Jerry Gulke sees more than a few parallels in the current Brazilian soybean situation.
“It’s déjà vu all over again,” says Gulke, president of the Gulke Group in Chicago. “We went through this last fall, in October, when the market was expecting a lot of beans coming to market because of the late harvest and didn’t get them. We didn’t get the piles [of beans], the farmers dumping them. Now we are seeing that in South America.”
Just like in the U.S., farmers in Brazil and Argentina are holding on to their soybeans, waiting until the price is right for them to sell.
“I think both the U.S. farmer and the South American farmer is getting a little bit smarter,” Gulke says.
Listen to Gulke's full analysis here on Farm Journal Radio:
Of course, right now the two groups are at very different times in the cycle. In Brazil, it’s harvest season, but in the U.S., farmers are focused on price guarantees and planting decisions.

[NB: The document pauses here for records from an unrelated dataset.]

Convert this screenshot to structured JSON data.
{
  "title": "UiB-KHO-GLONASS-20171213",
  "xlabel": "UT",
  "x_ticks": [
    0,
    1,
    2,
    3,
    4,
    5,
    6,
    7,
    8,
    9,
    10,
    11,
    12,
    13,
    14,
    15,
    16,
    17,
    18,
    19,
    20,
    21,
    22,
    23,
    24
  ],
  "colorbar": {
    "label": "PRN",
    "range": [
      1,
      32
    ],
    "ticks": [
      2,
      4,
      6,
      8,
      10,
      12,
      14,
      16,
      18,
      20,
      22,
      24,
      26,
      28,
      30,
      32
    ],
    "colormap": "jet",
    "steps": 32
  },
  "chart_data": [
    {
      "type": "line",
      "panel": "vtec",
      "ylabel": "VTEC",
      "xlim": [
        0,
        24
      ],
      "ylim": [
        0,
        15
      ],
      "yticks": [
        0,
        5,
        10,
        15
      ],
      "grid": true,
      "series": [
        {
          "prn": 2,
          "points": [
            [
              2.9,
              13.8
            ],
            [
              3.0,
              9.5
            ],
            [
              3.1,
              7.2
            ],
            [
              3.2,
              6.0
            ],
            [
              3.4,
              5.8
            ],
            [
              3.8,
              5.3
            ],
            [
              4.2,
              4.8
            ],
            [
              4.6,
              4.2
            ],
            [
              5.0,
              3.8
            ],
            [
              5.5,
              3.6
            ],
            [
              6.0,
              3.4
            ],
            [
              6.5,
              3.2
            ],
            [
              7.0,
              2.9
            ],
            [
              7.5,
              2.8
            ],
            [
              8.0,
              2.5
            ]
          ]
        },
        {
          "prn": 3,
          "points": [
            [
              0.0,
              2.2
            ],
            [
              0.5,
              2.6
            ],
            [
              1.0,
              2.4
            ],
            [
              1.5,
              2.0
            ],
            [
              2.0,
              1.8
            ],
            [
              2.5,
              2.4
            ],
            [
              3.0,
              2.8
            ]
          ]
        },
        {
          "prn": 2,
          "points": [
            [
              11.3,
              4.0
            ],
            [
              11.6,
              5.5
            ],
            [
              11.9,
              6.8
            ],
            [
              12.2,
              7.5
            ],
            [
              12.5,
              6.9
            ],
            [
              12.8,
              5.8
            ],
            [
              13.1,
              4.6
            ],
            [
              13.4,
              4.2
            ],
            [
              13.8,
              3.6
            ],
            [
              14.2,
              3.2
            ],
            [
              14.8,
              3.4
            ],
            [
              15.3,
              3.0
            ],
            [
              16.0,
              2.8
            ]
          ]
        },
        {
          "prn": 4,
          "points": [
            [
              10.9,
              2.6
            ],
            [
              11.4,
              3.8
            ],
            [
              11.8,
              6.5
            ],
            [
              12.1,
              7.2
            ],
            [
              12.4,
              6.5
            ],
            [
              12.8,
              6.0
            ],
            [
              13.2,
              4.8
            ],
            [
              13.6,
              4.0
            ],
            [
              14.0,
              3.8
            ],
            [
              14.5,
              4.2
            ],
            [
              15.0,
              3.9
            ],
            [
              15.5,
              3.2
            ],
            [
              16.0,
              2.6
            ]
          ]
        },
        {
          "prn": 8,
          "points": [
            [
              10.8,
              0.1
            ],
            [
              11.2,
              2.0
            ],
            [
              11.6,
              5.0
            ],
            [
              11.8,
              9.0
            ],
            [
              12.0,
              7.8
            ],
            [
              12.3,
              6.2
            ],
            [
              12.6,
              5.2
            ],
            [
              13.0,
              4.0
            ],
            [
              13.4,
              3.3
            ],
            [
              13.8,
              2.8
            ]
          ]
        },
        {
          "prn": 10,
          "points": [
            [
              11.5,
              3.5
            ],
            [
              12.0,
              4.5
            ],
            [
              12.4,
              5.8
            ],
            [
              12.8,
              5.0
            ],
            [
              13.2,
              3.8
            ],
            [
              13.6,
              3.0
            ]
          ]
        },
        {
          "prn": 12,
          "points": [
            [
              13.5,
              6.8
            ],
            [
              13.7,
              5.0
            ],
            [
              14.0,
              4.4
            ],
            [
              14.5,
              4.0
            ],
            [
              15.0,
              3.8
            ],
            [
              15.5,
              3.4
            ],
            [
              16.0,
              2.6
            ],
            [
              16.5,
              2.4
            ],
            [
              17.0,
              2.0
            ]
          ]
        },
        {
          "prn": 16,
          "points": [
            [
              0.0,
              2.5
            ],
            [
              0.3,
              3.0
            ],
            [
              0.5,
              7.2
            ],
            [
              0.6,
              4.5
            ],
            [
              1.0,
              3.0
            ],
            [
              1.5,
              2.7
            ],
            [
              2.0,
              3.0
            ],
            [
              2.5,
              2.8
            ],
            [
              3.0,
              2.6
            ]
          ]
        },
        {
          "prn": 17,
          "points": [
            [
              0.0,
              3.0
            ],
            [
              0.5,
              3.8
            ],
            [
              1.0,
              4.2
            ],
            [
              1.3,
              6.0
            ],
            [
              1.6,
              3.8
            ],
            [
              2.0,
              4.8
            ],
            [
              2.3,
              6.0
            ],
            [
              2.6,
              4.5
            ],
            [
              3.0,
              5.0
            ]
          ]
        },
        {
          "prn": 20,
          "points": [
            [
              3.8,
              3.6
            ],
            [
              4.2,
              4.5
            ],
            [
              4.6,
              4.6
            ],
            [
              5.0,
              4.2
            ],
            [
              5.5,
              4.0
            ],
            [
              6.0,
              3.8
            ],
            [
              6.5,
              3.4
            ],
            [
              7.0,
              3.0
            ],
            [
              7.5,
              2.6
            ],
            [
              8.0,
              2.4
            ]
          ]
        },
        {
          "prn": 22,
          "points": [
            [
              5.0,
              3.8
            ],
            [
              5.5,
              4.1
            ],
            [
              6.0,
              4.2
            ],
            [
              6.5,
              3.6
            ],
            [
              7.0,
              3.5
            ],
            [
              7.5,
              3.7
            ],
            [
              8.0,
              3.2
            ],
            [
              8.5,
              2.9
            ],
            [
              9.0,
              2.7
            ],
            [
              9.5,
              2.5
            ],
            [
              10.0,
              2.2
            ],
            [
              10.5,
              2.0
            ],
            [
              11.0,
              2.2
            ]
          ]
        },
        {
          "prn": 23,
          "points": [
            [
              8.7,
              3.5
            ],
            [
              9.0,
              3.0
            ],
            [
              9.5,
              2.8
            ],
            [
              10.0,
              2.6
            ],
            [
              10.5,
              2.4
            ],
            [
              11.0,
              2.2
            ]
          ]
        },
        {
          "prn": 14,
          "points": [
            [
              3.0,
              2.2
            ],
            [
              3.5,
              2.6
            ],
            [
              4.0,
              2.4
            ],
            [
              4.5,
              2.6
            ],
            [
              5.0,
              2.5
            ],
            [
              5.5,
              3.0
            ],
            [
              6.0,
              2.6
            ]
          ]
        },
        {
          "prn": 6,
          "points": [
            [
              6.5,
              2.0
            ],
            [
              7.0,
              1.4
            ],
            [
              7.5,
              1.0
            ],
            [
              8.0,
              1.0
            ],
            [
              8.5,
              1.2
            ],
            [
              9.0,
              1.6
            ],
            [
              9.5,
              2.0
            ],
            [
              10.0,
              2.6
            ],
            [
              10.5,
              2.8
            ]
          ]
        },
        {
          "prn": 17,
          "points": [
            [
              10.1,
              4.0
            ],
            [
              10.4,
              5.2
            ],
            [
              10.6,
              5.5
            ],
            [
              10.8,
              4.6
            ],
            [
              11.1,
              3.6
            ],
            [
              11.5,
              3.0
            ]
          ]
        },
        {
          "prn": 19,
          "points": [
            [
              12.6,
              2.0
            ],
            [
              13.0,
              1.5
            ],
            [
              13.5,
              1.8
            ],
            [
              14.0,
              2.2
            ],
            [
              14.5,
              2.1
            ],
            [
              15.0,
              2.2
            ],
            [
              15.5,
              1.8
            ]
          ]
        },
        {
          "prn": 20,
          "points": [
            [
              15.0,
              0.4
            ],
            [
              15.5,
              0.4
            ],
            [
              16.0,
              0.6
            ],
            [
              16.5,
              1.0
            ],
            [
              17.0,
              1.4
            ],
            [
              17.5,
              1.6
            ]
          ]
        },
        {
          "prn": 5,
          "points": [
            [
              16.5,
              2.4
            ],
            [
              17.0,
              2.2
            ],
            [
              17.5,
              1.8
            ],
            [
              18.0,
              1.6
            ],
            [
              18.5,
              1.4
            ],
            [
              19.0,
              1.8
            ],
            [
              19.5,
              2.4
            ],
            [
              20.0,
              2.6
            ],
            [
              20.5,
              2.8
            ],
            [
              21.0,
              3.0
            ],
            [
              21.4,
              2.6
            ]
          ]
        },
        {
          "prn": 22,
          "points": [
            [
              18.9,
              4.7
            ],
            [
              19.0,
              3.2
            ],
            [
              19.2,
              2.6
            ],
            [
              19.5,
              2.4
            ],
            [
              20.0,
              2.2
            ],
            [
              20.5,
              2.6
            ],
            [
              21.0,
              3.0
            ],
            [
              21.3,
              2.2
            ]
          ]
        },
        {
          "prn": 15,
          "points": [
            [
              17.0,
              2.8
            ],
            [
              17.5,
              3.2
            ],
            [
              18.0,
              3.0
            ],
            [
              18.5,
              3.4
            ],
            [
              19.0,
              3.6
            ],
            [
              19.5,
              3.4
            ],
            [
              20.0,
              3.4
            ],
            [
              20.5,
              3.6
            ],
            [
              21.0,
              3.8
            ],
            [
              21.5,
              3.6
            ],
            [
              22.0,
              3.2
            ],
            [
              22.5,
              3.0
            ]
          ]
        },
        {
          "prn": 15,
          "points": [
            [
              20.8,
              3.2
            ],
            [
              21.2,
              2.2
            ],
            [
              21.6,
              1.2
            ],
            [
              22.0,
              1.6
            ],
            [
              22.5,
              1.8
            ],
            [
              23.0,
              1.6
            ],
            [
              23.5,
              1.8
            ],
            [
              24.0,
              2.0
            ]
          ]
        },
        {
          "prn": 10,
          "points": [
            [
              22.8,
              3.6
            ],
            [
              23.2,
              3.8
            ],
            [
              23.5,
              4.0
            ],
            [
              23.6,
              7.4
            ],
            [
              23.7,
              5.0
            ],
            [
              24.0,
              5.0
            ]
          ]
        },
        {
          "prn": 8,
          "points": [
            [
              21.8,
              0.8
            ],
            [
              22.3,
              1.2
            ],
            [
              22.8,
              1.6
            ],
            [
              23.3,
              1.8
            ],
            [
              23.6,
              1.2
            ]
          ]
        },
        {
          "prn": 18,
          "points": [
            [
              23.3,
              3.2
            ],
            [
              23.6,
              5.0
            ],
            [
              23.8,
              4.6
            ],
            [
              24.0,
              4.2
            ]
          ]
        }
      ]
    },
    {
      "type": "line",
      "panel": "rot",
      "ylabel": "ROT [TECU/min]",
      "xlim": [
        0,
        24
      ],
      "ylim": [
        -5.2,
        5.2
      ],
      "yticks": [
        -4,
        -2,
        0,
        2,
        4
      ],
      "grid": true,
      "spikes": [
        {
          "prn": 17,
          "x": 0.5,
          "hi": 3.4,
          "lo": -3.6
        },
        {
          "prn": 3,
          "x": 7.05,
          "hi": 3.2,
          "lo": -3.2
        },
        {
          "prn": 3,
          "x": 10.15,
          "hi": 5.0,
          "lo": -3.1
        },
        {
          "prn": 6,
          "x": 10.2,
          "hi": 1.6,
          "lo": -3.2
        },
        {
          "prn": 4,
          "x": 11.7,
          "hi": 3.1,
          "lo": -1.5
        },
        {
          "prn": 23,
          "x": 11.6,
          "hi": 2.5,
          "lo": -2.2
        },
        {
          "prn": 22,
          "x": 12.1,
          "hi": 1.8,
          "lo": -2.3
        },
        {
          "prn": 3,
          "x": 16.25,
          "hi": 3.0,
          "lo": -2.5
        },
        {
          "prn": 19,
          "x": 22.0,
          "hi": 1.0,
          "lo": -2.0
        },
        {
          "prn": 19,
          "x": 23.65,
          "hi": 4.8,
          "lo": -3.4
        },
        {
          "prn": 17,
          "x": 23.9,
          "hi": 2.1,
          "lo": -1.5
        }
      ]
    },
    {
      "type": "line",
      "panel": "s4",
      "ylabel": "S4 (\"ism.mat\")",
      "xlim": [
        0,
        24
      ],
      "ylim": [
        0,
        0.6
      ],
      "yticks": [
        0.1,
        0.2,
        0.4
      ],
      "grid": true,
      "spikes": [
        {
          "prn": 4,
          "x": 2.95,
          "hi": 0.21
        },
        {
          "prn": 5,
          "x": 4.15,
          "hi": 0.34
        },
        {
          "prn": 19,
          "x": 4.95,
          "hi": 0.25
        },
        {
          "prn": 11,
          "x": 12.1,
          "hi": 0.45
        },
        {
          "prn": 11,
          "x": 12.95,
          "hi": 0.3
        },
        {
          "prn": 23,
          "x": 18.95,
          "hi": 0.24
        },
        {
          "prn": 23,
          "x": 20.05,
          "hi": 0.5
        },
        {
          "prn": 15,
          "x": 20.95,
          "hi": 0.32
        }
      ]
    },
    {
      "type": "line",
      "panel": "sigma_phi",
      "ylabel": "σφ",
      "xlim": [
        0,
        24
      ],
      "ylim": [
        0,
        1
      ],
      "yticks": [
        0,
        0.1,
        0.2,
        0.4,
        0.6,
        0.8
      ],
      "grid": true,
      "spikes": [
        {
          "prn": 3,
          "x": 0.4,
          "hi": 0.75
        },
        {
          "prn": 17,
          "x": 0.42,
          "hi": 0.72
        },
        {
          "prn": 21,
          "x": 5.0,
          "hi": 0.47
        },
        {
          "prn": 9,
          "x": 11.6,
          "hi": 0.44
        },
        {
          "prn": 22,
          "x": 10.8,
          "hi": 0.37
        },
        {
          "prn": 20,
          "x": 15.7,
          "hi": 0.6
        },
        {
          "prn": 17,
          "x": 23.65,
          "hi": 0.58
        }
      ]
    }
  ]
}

With February at an end, many are waiting for the final crop insurance price guarantees to be announced.
Gulke, not surprisingly, has been watching the numbers closely. He expects December corn to be priced around $4.14, “plus a volatility factor” and soybeans to be $9.66, “give or take a penny.”
“Nothing gives us much incentive to plant either one. I tend to lean toward the bean side since because the demand for beans seems to be better than corn,” Gulke says. “This may be the first time we plant more beans than corn.”